Die tanzende Flöte – Brillanter Abend mit Maurice Steger

Um die vier Elemente Feuer, Wasser, Erde und Luft dreht sich alles in Jean-Féry Rebels selten live zu hörender Ballettsymphonie aus dem Jahr 1737. Die stilistische Herkunft des Werks, das besser noch als programmatische Suite zu bezeichnen wäre, hört man ihm leicht an, auch ohne zu wissen, dass Rebel Sohn eines Sängers am Hof Ludwig XIV. war, der von Jean Baptiste Lully persönlich Unterricht in Geige und Komposition erhielt. Die Darstellung des Chaos als „Ouvertüre“ wurde bei der Erstaufführung unterdrückt, da die langgezogenen dissonanten Akkorde dem Ohr der klangempfindlichen Zuhörer – damals jedenfalls – wohl nicht zugemutet werden sollten.

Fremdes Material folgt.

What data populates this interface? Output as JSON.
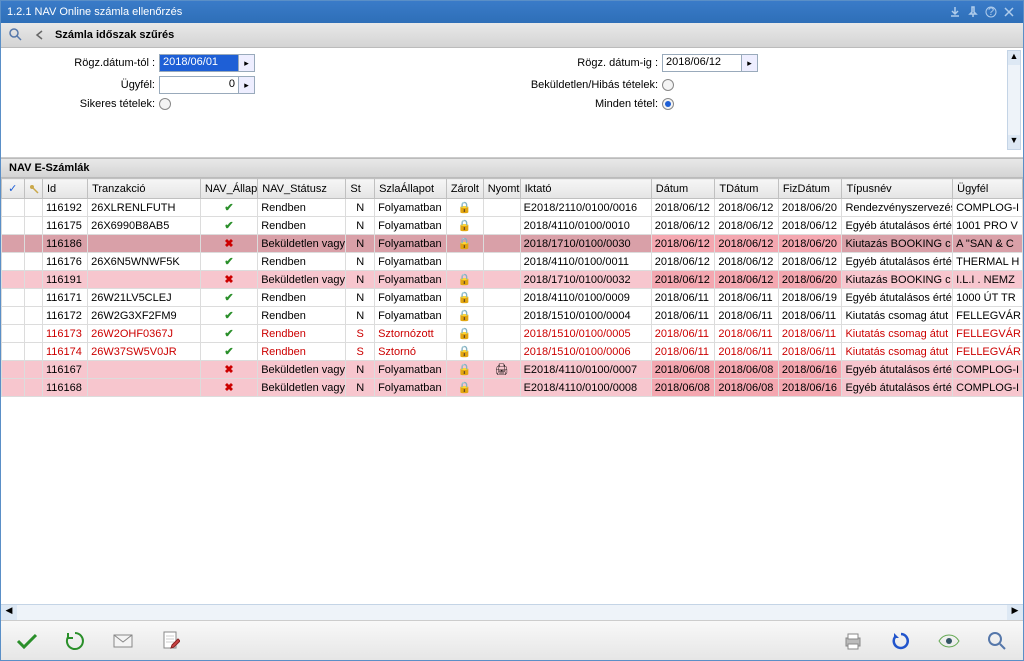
{
  "window": {
    "title": "1.2.1 NAV Online számla ellenőrzés"
  },
  "filter": {
    "header": "Számla időszak szűrés",
    "date_from_label": "Rögz.dátum-tól :",
    "date_from_value": "2018/06/01",
    "date_to_label": "Rögz. dátum-ig :",
    "date_to_value": "2018/06/12",
    "ugyfel_label": "Ügyfél:",
    "ugyfel_value": "0",
    "bekuldetlen_label": "Beküldetlen/Hibás tételek:",
    "sikeres_label": "Sikeres tételek:",
    "minden_label": "Minden tétel:"
  },
  "grid_header": "NAV E-Számlák",
  "columns": {
    "check": "✓",
    "key": "",
    "id": "Id",
    "tranzakcio": "Tranzakció",
    "nav_allap": "NAV_Állap",
    "nav_statusz": "NAV_Státusz",
    "st": "St",
    "szlaallapot": "SzlaÁllapot",
    "zarolt": "Zárolt",
    "nyom": "Nyomt",
    "iktato": "Iktató",
    "datum": "Dátum",
    "tdatum": "TDátum",
    "fizdatum": "FizDátum",
    "tipusnev": "Típusnév",
    "ugyfel": "Ügyfél"
  },
  "rows": [
    {
      "id": "116192",
      "tranzakcio": "26XLRENLFUTH",
      "nav_allap": "ok",
      "nav_statusz": "Rendben",
      "st": "N",
      "szlaallapot": "Folyamatban",
      "zarolt": "lock",
      "nyom": "",
      "iktato": "E2018/2110/0100/0016",
      "datum": "2018/06/12",
      "tdatum": "2018/06/12",
      "fizdatum": "2018/06/20",
      "tipusnev": "Rendezvényszervezés",
      "ugyfel": "COMPLOG-I",
      "style": "",
      "red": false
    },
    {
      "id": "116175",
      "tranzakcio": "26X6990B8AB5",
      "nav_allap": "ok",
      "nav_statusz": "Rendben",
      "st": "N",
      "szlaallapot": "Folyamatban",
      "zarolt": "lock",
      "nyom": "",
      "iktato": "2018/4110/0100/0010",
      "datum": "2018/06/12",
      "tdatum": "2018/06/12",
      "fizdatum": "2018/06/12",
      "tipusnev": "Egyéb átutalásos érté",
      "ugyfel": "1001 PRO V",
      "style": "",
      "red": false
    },
    {
      "id": "116186",
      "tranzakcio": "",
      "nav_allap": "err",
      "nav_statusz": "Beküldetlen vagy",
      "st": "N",
      "szlaallapot": "Folyamatban",
      "zarolt": "lock2",
      "nyom": "",
      "iktato": "2018/1710/0100/0030",
      "datum": "2018/06/12",
      "tdatum": "2018/06/12",
      "fizdatum": "2018/06/20",
      "tipusnev": "Kiutazás BOOKING c",
      "ugyfel": "A \"SAN & C",
      "style": "sel",
      "red": false
    },
    {
      "id": "116176",
      "tranzakcio": "26X6N5WNWF5K",
      "nav_allap": "ok",
      "nav_statusz": "Rendben",
      "st": "N",
      "szlaallapot": "Folyamatban",
      "zarolt": "",
      "nyom": "",
      "iktato": "2018/4110/0100/0011",
      "datum": "2018/06/12",
      "tdatum": "2018/06/12",
      "fizdatum": "2018/06/12",
      "tipusnev": "Egyéb átutalásos érté",
      "ugyfel": "THERMAL H",
      "style": "",
      "red": false
    },
    {
      "id": "116191",
      "tranzakcio": "",
      "nav_allap": "err",
      "nav_statusz": "Beküldetlen vagy",
      "st": "N",
      "szlaallapot": "Folyamatban",
      "zarolt": "lock",
      "nyom": "",
      "iktato": "2018/1710/0100/0032",
      "datum": "2018/06/12",
      "tdatum": "2018/06/12",
      "fizdatum": "2018/06/20",
      "tipusnev": "Kiutazás BOOKING c",
      "ugyfel": "I.L.I . NEMZ",
      "style": "pink",
      "red": false
    },
    {
      "id": "116171",
      "tranzakcio": "26W21LV5CLEJ",
      "nav_allap": "ok",
      "nav_statusz": "Rendben",
      "st": "N",
      "szlaallapot": "Folyamatban",
      "zarolt": "lock",
      "nyom": "",
      "iktato": "2018/4110/0100/0009",
      "datum": "2018/06/11",
      "tdatum": "2018/06/11",
      "fizdatum": "2018/06/19",
      "tipusnev": "Egyéb átutalásos érté",
      "ugyfel": "1000 ÚT TR",
      "style": "",
      "red": false
    },
    {
      "id": "116172",
      "tranzakcio": "26W2G3XF2FM9",
      "nav_allap": "ok",
      "nav_statusz": "Rendben",
      "st": "N",
      "szlaallapot": "Folyamatban",
      "zarolt": "lock",
      "nyom": "",
      "iktato": "2018/1510/0100/0004",
      "datum": "2018/06/11",
      "tdatum": "2018/06/11",
      "fizdatum": "2018/06/11",
      "tipusnev": "Kiutatás  csomag átut",
      "ugyfel": "FELLEGVÁR",
      "style": "",
      "red": false
    },
    {
      "id": "116173",
      "tranzakcio": "26W2OHF0367J",
      "nav_allap": "ok",
      "nav_statusz": "Rendben",
      "st": "S",
      "szlaallapot": "Sztornózott",
      "zarolt": "lock",
      "nyom": "",
      "iktato": "2018/1510/0100/0005",
      "datum": "2018/06/11",
      "tdatum": "2018/06/11",
      "fizdatum": "2018/06/11",
      "tipusnev": "Kiutatás  csomag átut",
      "ugyfel": "FELLEGVÁR",
      "style": "",
      "red": true
    },
    {
      "id": "116174",
      "tranzakcio": "26W37SW5V0JR",
      "nav_allap": "ok",
      "nav_statusz": "Rendben",
      "st": "S",
      "szlaallapot": "Sztornó",
      "zarolt": "lock",
      "nyom": "",
      "iktato": "2018/1510/0100/0006",
      "datum": "2018/06/11",
      "tdatum": "2018/06/11",
      "fizdatum": "2018/06/11",
      "tipusnev": "Kiutatás  csomag átut",
      "ugyfel": "FELLEGVÁR",
      "style": "",
      "red": true
    },
    {
      "id": "116167",
      "tranzakcio": "",
      "nav_allap": "err",
      "nav_statusz": "Beküldetlen vagy",
      "st": "N",
      "szlaallapot": "Folyamatban",
      "zarolt": "lock",
      "nyom": "print",
      "iktato": "E2018/4110/0100/0007",
      "datum": "2018/06/08",
      "tdatum": "2018/06/08",
      "fizdatum": "2018/06/16",
      "tipusnev": "Egyéb átutalásos érté",
      "ugyfel": "COMPLOG-I",
      "style": "pink",
      "red": false
    },
    {
      "id": "116168",
      "tranzakcio": "",
      "nav_allap": "err",
      "nav_statusz": "Beküldetlen vagy",
      "st": "N",
      "szlaallapot": "Folyamatban",
      "zarolt": "lock",
      "nyom": "",
      "iktato": "E2018/4110/0100/0008",
      "datum": "2018/06/08",
      "tdatum": "2018/06/08",
      "fizdatum": "2018/06/16",
      "tipusnev": "Egyéb átutalásos érté",
      "ugyfel": "COMPLOG-I",
      "style": "pink",
      "red": false
    }
  ]
}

Der Weltstar Maurice Steger war am 8. und 9. Januar 2015 am Theater Erfurt zu erleben (imgresize, Theater Erfurt)

In den drei folgenden Tanzsätzen handelt Rebel die Elemente angefangen bei der Erde ab. Der Gesang der (unsichtbaren) Nachtigallen wurde in der Erfurter Aufführung am Freitagabend zu den kanonisch wetteifernden tirilierenden Violinen und Flöten des Orchesters regelmäßig wiederkehrend eingeblendet, die Caprice am Schluss der zehnsätzigen Suite sah einen weiteren Einsatz des Elements Luft vor und verlangte den Perkussionisten an der Windmaschine.

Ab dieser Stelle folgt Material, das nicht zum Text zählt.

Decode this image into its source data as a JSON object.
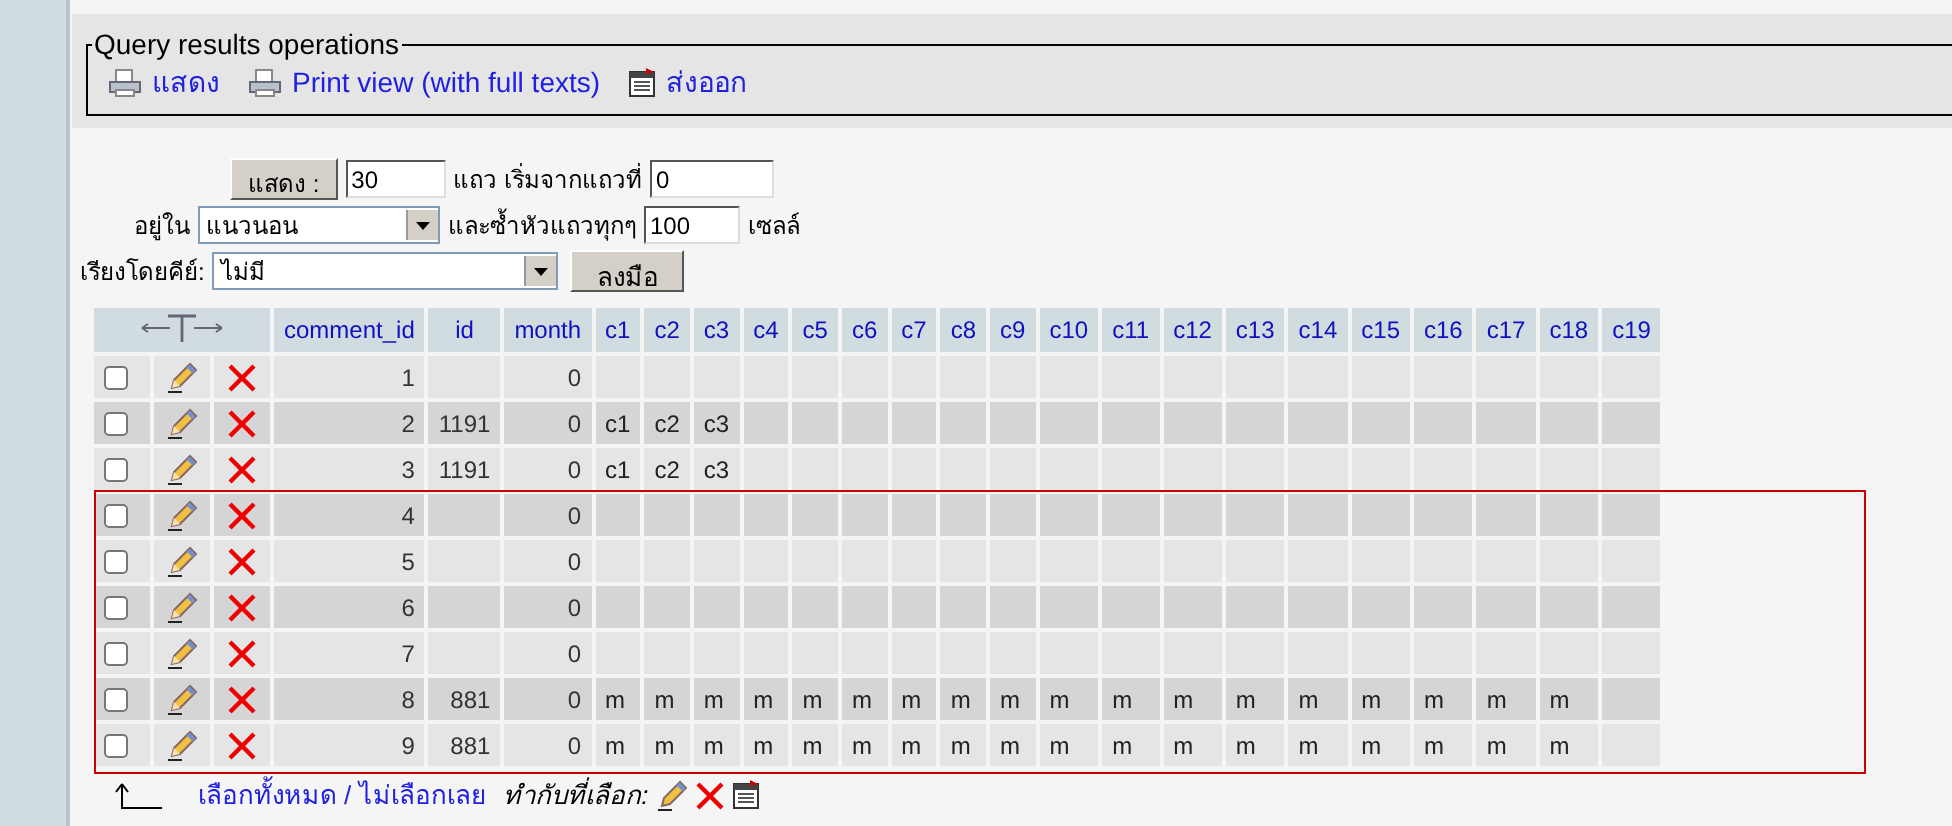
{
  "operations": {
    "legend": "Query results operations",
    "links": [
      {
        "kind": "print",
        "label": "แสดง"
      },
      {
        "kind": "print",
        "label": "Print view (with full texts)"
      },
      {
        "kind": "export",
        "label": "ส่งออก"
      }
    ]
  },
  "navigation": {
    "show_button": "แสดง :",
    "rows_value": "30",
    "rows_label": "แถว เริ่มจากแถวที่",
    "start_value": "0",
    "mode_label": "อยู่ใน",
    "mode_value": "แนวนอน",
    "repeat_label": "และซ้ำหัวแถวทุกๆ",
    "repeat_value": "100",
    "cells_label": "เซลล์",
    "sort_label": "เรียงโดยคีย์:",
    "sort_value": "ไม่มี",
    "go_button": "ลงมือ"
  },
  "table": {
    "columns": [
      "comment_id",
      "id",
      "month",
      "c1",
      "c2",
      "c3",
      "c4",
      "c5",
      "c6",
      "c7",
      "c8",
      "c9",
      "c10",
      "c11",
      "c12",
      "c13",
      "c14",
      "c15",
      "c16",
      "c17",
      "c18",
      "c19"
    ],
    "rows": [
      {
        "checked": false,
        "cells": [
          "1",
          null,
          "0",
          null,
          null,
          null,
          null,
          null,
          null,
          null,
          null,
          null,
          null,
          null,
          null,
          null,
          null,
          null,
          null,
          null,
          null,
          null
        ]
      },
      {
        "checked": false,
        "cells": [
          "2",
          "1191",
          "0",
          "c1",
          "c2",
          "c3",
          null,
          null,
          null,
          null,
          null,
          null,
          null,
          null,
          null,
          null,
          null,
          null,
          null,
          null,
          null,
          null
        ]
      },
      {
        "checked": false,
        "cells": [
          "3",
          "1191",
          "0",
          "c1",
          "c2",
          "c3",
          null,
          null,
          null,
          null,
          null,
          null,
          null,
          null,
          null,
          null,
          null,
          null,
          null,
          null,
          null,
          null
        ]
      }
    ],
    "framed_rows": [
      {
        "checked": false,
        "cells": [
          "4",
          null,
          "0",
          null,
          null,
          null,
          null,
          null,
          null,
          null,
          null,
          null,
          null,
          null,
          null,
          null,
          null,
          null,
          null,
          null,
          null,
          null
        ]
      },
      {
        "checked": false,
        "cells": [
          "5",
          null,
          "0",
          null,
          null,
          null,
          null,
          null,
          null,
          null,
          null,
          null,
          null,
          null,
          null,
          null,
          null,
          null,
          null,
          null,
          null,
          null
        ]
      },
      {
        "checked": false,
        "cells": [
          "6",
          null,
          "0",
          null,
          null,
          null,
          null,
          null,
          null,
          null,
          null,
          null,
          null,
          null,
          null,
          null,
          null,
          null,
          null,
          null,
          null,
          null
        ]
      },
      {
        "checked": false,
        "cells": [
          "7",
          null,
          "0",
          null,
          null,
          null,
          null,
          null,
          null,
          null,
          null,
          null,
          null,
          null,
          null,
          null,
          null,
          null,
          null,
          null,
          null,
          null
        ]
      },
      {
        "checked": false,
        "cells": [
          "8",
          "881",
          "0",
          "m",
          "m",
          "m",
          "m",
          "m",
          "m",
          "m",
          "m",
          "m",
          "m",
          "m",
          "m",
          "m",
          "m",
          "m",
          "m",
          "m",
          "m",
          null
        ]
      },
      {
        "checked": false,
        "cells": [
          "9",
          "881",
          "0",
          "m",
          "m",
          "m",
          "m",
          "m",
          "m",
          "m",
          "m",
          "m",
          "m",
          "m",
          "m",
          "m",
          "m",
          "m",
          "m",
          "m",
          "m",
          null
        ]
      }
    ]
  },
  "footer": {
    "check_all": "เลือกทั้งหมด",
    "separator": "/",
    "uncheck_all": "ไม่เลือกเลย",
    "with_selected": "ทำกับที่เลือก:"
  }
}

Der weltbekannte Flötist Maurice Steger war in den Eckteilen des Programms, so auch im Fall der Suite am Dirigentenpult zu erleben – ohne Taktstock mit hohem körperlichen Einsatz gleich einem der auserwählten Tänzer in den Auftritten am Hof von Versailles. Entsprechend verstand er das Orchester mitzureißen und den Werken des Abends sowohl rhythmischen Schwung als auch Glanz zu verleihen. Musikantische Freude, wie sie gerade das Barock kennt, bestimmte den ganzen Konzertabend, vor allem im Hinblick auf das solistische Programm mit Vivaldis Flötenkonzerten, in dem Maurice Steger seine nahezu unerreichbare Virtuosität an zwei Flautino-Instrumenten und an der Blockflöte demonstrierte. Er erwies sich überdies als publikumsnaher sympathischer Weltstar, der in sein Soloprogramm, darunter auch Vivaldis berühmtes Concerto g-Moll La notte, mit einigen witzigen Sätzen selbst einführte.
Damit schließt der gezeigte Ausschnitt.